My theory is the mental game becomes especially critical for sports that involve multiple short action sequences separated by breaks in the action. Golf is a great example. The physical act of hitting a golf ball is extremely short, with the action sequence of swinging a club and striking the ball lasting only 1-2 seconds. Then the golfer then has a few minutes to think about what just happened or to start thinking about the next shot before he gets into another brief action sequence of swinging a club. Compare that to a marathon runner, who basically has one really long action sequence. Many Olympic sports have relatively short action sequences followed by breaks in the action. I believe the longer the breaks between short action sequences, the more potential the mental game can have on the outcome.

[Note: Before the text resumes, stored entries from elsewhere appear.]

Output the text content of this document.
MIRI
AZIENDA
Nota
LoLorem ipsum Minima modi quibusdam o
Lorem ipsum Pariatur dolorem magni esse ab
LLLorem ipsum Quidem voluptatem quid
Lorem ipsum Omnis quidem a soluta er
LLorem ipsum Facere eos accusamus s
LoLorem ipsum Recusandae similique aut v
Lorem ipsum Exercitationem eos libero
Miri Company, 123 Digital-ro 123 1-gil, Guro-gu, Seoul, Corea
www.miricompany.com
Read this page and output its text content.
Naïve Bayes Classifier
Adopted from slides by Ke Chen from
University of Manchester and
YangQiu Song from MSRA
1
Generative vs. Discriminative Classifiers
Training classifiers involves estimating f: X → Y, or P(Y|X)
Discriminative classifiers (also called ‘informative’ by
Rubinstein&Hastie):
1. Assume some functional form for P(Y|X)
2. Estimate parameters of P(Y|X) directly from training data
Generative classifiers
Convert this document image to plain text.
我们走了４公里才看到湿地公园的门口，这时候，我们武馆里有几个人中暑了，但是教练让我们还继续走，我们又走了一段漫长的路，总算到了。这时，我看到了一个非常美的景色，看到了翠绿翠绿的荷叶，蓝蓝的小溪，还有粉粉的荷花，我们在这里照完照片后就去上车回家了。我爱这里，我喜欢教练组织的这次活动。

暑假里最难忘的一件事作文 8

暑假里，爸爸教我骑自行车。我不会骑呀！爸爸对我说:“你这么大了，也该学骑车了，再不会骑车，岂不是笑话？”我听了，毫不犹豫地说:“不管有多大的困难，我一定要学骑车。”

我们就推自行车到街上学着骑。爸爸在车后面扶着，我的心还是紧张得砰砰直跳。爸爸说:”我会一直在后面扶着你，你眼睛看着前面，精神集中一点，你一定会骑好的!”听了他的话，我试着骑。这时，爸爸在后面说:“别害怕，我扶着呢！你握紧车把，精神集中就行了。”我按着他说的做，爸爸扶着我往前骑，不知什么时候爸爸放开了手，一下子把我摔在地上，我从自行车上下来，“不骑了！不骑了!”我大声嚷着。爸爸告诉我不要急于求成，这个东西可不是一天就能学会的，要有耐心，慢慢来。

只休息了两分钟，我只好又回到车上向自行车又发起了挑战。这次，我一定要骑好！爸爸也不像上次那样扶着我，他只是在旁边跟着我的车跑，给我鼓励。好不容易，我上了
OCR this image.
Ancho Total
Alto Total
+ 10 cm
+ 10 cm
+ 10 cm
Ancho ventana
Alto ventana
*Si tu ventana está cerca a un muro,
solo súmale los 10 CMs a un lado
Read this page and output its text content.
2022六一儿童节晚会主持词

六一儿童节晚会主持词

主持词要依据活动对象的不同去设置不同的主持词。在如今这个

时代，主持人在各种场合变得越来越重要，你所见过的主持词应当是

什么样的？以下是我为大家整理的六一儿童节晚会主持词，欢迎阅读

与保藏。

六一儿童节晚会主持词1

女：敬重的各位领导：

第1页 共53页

Precision rifle competitions are relatively short action sequences (a stage typically lasts 90-120 seconds) followed by a 30-45 minute break before the next action sequence (the clock starting for your time on the next stage). That makes it especially primed for mental management (or the lack thereof) to play a huge role in the outcome. If you’ve been to more than 2-3 matches, I bet you’ve seen a shooter who is doing well but then has one bad stage – and they spiral and do poorly on the next 2-3 stages in a row. That’s the mental game in action. Or maybe you’ve seen a shooter who seemed to have a great plan until they heard the timer beep to start the stage, and they just seemed to forget everything they were supposed to do. Maybe they forgot the target order. Maybe they were only supposed to shoot 1 shot per target, but they sent 2 at every target. Maybe they forgot to transition to the second or third shooting position. Those are also part of the mental game.
It takes more than simply the ability to steady a rifle and hit targets a long way off for a guy to get to the pinnacle of precision rifle competition. It often comes down to the mental game. But if that’s true – why don’t we talk about the mental side of this more often?!
Austin’s Thoughts on the Mental Game
So I asked Austin, “What percentage of this game is mental?” And what followed was probably my favorite part of literally hours of conversations. So let’s dive into his answer:
“A certain percentage of this game is having your rifle shooting really good and having your dope right. Then a certain percentage is being physically capable of performing the tasks needed during a stage. But, after those two things – it all comes down to the mental game. Think about it this way: The vast majority of people who attend a two-day PRS match have a rifle that is capable of winning the match, and the vast majority are physically capable of winning the match – so the mental part is everything. It is the only factor left, so it makes 100% of the difference.”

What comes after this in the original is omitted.